El sentido popular —y la humanidad— bastarían para entender que lo que necesitan es rectitud y séquito, no un debate casto realizado de eufemismos. Pero, como suele advenir cuando el poder se impone sobre el criterio, cuando equivocación conciencia y el miedo a perder privilegios pesa más que más que el deber de hacer lo correcto, la diputada terminó retirando su propuesta.
No se negociación de acciones aisladas, sino del reflexivo de la profunda desconexión entre el poder y la masa. Legisladores que legislan para su propio provecho, incapaces de mirar más allá de sus intereses inmediatos.
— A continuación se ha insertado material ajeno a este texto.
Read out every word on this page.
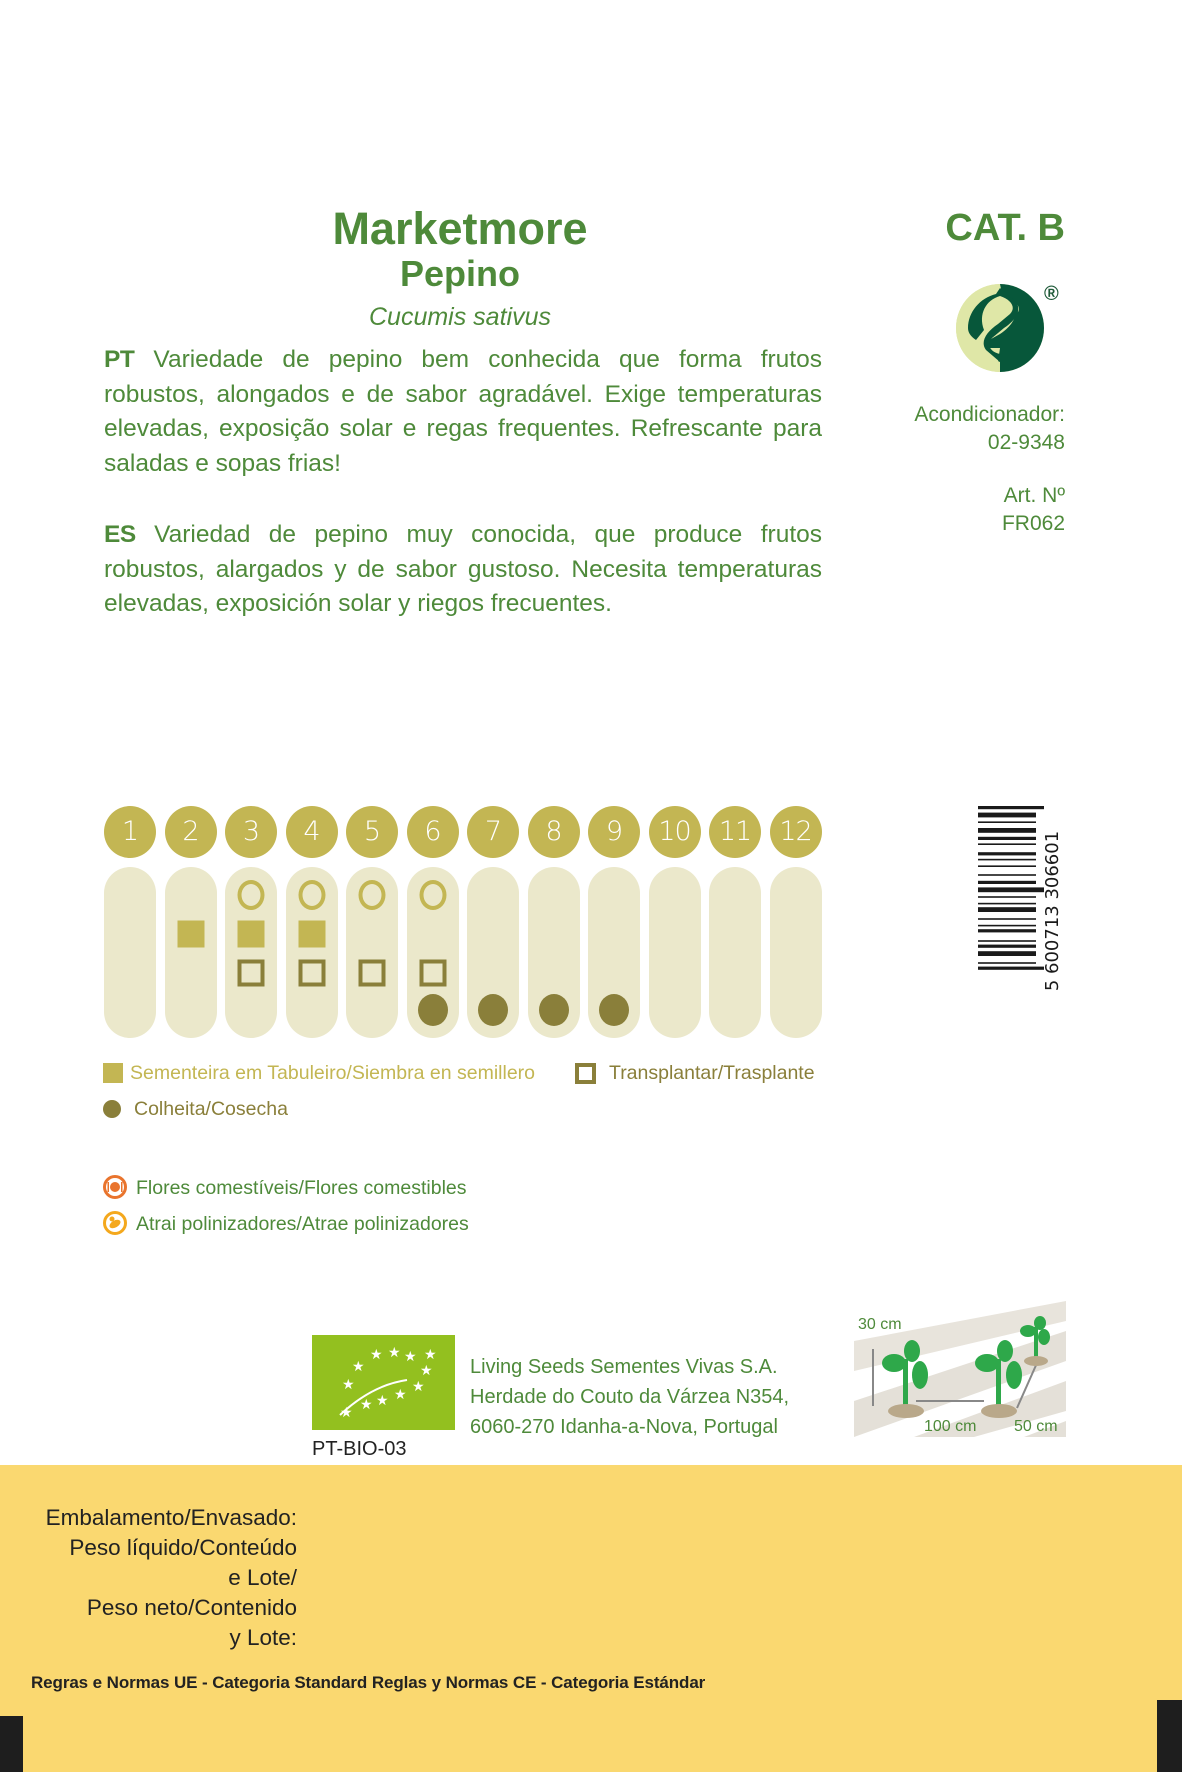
Marketmore
Pepino
Cucumis sativus
CAT. B
®
Acondicionador:
02-9348
Art. Nº
FR062

PT Variedade de pepino bem conhecida que forma frutos robustos, alongados e de sabor agradável. Exige temperaturas elevadas, exposição solar e regas frequentes. Refrescante para saladas e sopas frias!

ES Variedad de pepino muy conocida, que produce frutos robustos, alargados y de sabor gustoso. Necesita temperaturas elevadas, exposición solar y riegos frecuentes.

1	2	3	4	5	6	7	8	9	10	11	12
Sementeira em Tabuleiro/Siembra en semillero	Transplantar/Trasplante
Colheita/Cosecha
Flores comestíveis/Flores comestibles
Atrai polinizadores/Atrae polinizadores
5 600713 306601
★ ★ ★ ★ ★
★
★
★
★
★
★
★
PT-BIO-03
Living Seeds Sementes Vivas S.A.
Herdade do Couto da Várzea N354,
6060-270 Idanha-a-Nova, Portugal
30 cm
100 cm 50 cm
Embalamento/Envasado:
Peso líquido/Conteúdo
e Lote/
Peso neto/Contenido
y Lote:
Regras e Normas UE - Categoria Standard Reglas y Normas CE - Categoria Estándar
Políticos que olvidan que representar no es mandar, sino servir.
Representar significa personificar la voz del pueblo, comprender su dolor y su emergencia. Tener los pies en la tierra y la examen en la masa. Pero aquí, con demasiada frecuencia, significa comportarse del pueblo y darle la espalda.
En tanto no aprendamos a nominar con criterio, tendremos un Congreso que acento de Jehová, pero olvida la rectitud; que se arropa con casto, mientras ignora el escasez y la desigualdad; que entiende al poder como impunidad.
El avería del pensamiento crítico y la celeridad con que elegimos a los habitantes del hemiciclo, han producido una representación que roza la desaire. Decidimos con la barriga, no con la inicio. Votamos por simpatías, por promesas inmediatas, por lealtades mal entendidas. Confundimos carisma con capacidad y religiosidad con imparcialidad.
Y luego nos sorprendemos cuando usan la ley para su beneficio y no para el perfectamente popular.
Quizás ha llegado la hora de exigir más nuestros representantes. Porque el poder notorio no es propiedad privada, ni el voto una moneda de intercambio. El poder que se otorga a través del voto es un entendimiento casto. Y traicionarlo destruye no solo la democracia, sino todavía nuestra dignidad colectiva.